The most famous Chicago pivot in recent history belongs to Groupon, which started out as The Point, a company focused on organizing collective social action. A campaign would be activated only if a minimum number of people pledged support. This tipping point model was later applied to negotiating discounted products and services with local merchants.

Lightbank’s founders, Eric Lefkofsky and Brad Keywell, were also Groupon’s earliest investors. The venture capital firm has guided many of its portfolio companies through pivots. The process must be data-driven and move quickly, said Lee, who believes entrepreneurs can typically gauge whether an idea is working within 90 days.

This was roughly the timeline that Brad Weisberg and CJ Przybyl encountered. Weisberg had realized a 10-year dream in 2011 by launching BodyShopBids, a company whose website and mobile application allowed car owners to upload photos of their damaged vehicles. Local body shops could submit quotes for repairs and customers could book their appointments through the app.
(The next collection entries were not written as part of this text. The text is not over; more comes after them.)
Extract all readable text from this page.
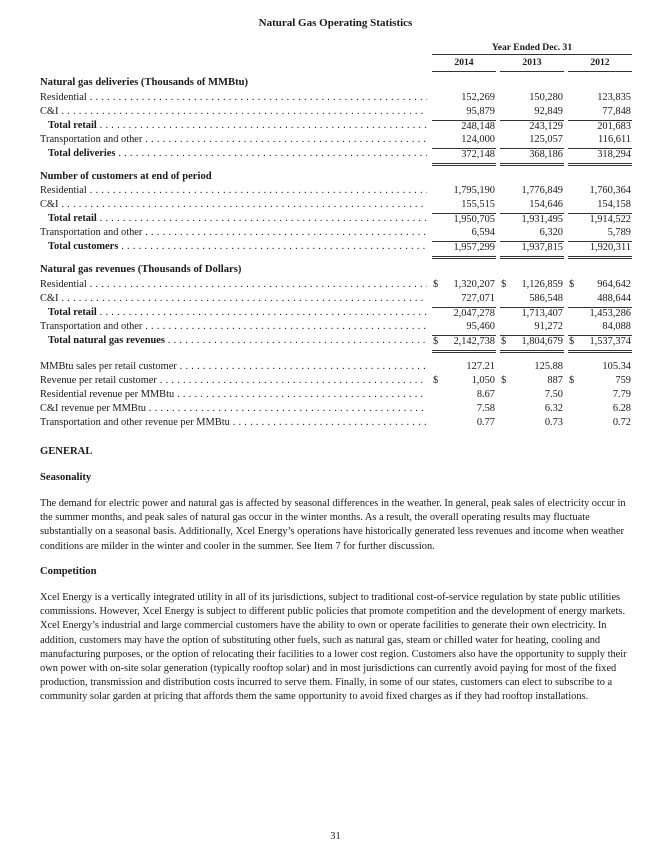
Natural Gas Operating Statistics
Year Ended Dec. 31
2014	2013	2012
Natural gas deliveries (Thousands of MMBtu)
Residential . . .	152,269	150,280	123,835
C&I . . .	95,879	92,849	77,848
Total retail . . .	248,148	243,129	201,683
Transportation and other . . .	124,000	125,057	116,611
Total deliveries . . .	372,148	368,186	318,294
Number of customers at end of period
Residential . . .	1,795,190	1,776,849	1,760,364
C&I . . .	155,515	154,646	154,158
Total retail . . .	1,950,705	1,931,495	1,914,522
Transportation and other . . .	6,594	6,320	5,789
Total customers . . .	1,957,299	1,937,815	1,920,311
Natural gas revenues (Thousands of Dollars)
Residential . . .	$ 1,320,207 $ 1,126,859 $ 964,642
C&I . . .	727,071	586,548	488,644
Total retail . . .	2,047,278	1,713,407	1,453,286
Transportation and other . . .	95,460	91,272	84,088
Total natural gas revenues . . .	$ 2,142,738 $ 1,804,679 $ 1,537,374
MMBtu sales per retail customer . . .	127.21	125.88	105.34
Revenue per retail customer . . .	$	1,050 $	887 $	759
Residential revenue per MMBtu . . .	8.67	7.50	7.79
C&I revenue per MMBtu . . .	7.58	6.32	6.28
Transportation and other revenue per MMBtu . . .	0.77	0.73	0.72
GENERAL
Seasonality
The demand for electric power and natural gas is affected by seasonal differences in the weather. In general, peak sales of electricity occur in the summer months, and peak sales of natural gas occur in the winter months. As a result, the overall operating results may fluctuate substantially on a seasonal basis. Additionally, Xcel Energy’s operations have historically generated less revenues and income when weather conditions are milder in the winter and cooler in the summer. See Item 7 for further discussion.
Competition
Xcel Energy is a vertically integrated utility in all of its jurisdictions, subject to traditional cost-of-service regulation by state public utilities commissions. However, Xcel Energy is subject to different public policies that promote competition and the development of energy markets. Xcel Energy’s industrial and large commercial customers have the ability to own or operate facilities to generate their own electricity. In addition, customers may have the option of substituting other fuels, such as natural gas, steam or chilled water for heating, cooling and manufacturing purposes, or the option of relocating their facilities to a lower cost region. Customers also have the opportunity to supply their own power with on-site solar generation (typically rooftop solar) and in most jurisdictions can currently avoid paying for most of the fixed production, transmission and distribution costs incurred to serve them. Finally, in some of our states, customers can elect to subscribe to a community solar garden at pricing that affords them the same opportunity to avoid fixed charges as if they had rooftop installations.
31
Just months after completing a $1 million fundraising round from investors, including Lightbank, the team realized the car owners were unlikely to become repeat customers because car repair is an infrequent need. This dynamic made their marketing costs high, and selling other services such as oil changes through the website didn’t fix the problem.

“That’s what we thought a pivot was just deviations within the same model,” said Przybyl, whom Weisberg had brought on as co-founder after launching BodyShopBids. “We didn’t get traction until we pulled a real pivot. That was ripping up the company.”

With their funds running low, Weisberg and Przybyl started attending body shop and auto insurance conventions around the country in search of a new business model. In July, they launched a new startup, Snapsheet. The company builds branded mobile apps for auto insurance carriers. Drivers still take photos of their damaged vehicles using the app, and they can also use it to see their insurance company’s estimate.

“I had had this idea for BodyShopBids for 10 years, so it was not easy to let go of my vision,” said Weisberg, who initially funded the company with money saved from his bar mitzvah.

Swift decision-making is important in a pivot because most startups are strapped for cash and can’t afford to dither. Venture-backed companies in particular face “more pressure to get to higher revenues faster,” said Phil Nevels, co-founder and chief operating officer at Power2Switch, an online platform that allows consumers to compare electricity providers and sign up with a different utility. The startup, which is backed by several local investors, is mulling a pivot where it would package its software tools and license that technology to other utility brokers.

“You might have a wonderful business that’s got traction – you’ve got revenues and customers – but you’re still thinking, ‘I’m trying to get X revenue by here and the current trajectory just isn’t getting me there,’ ” Nevels said.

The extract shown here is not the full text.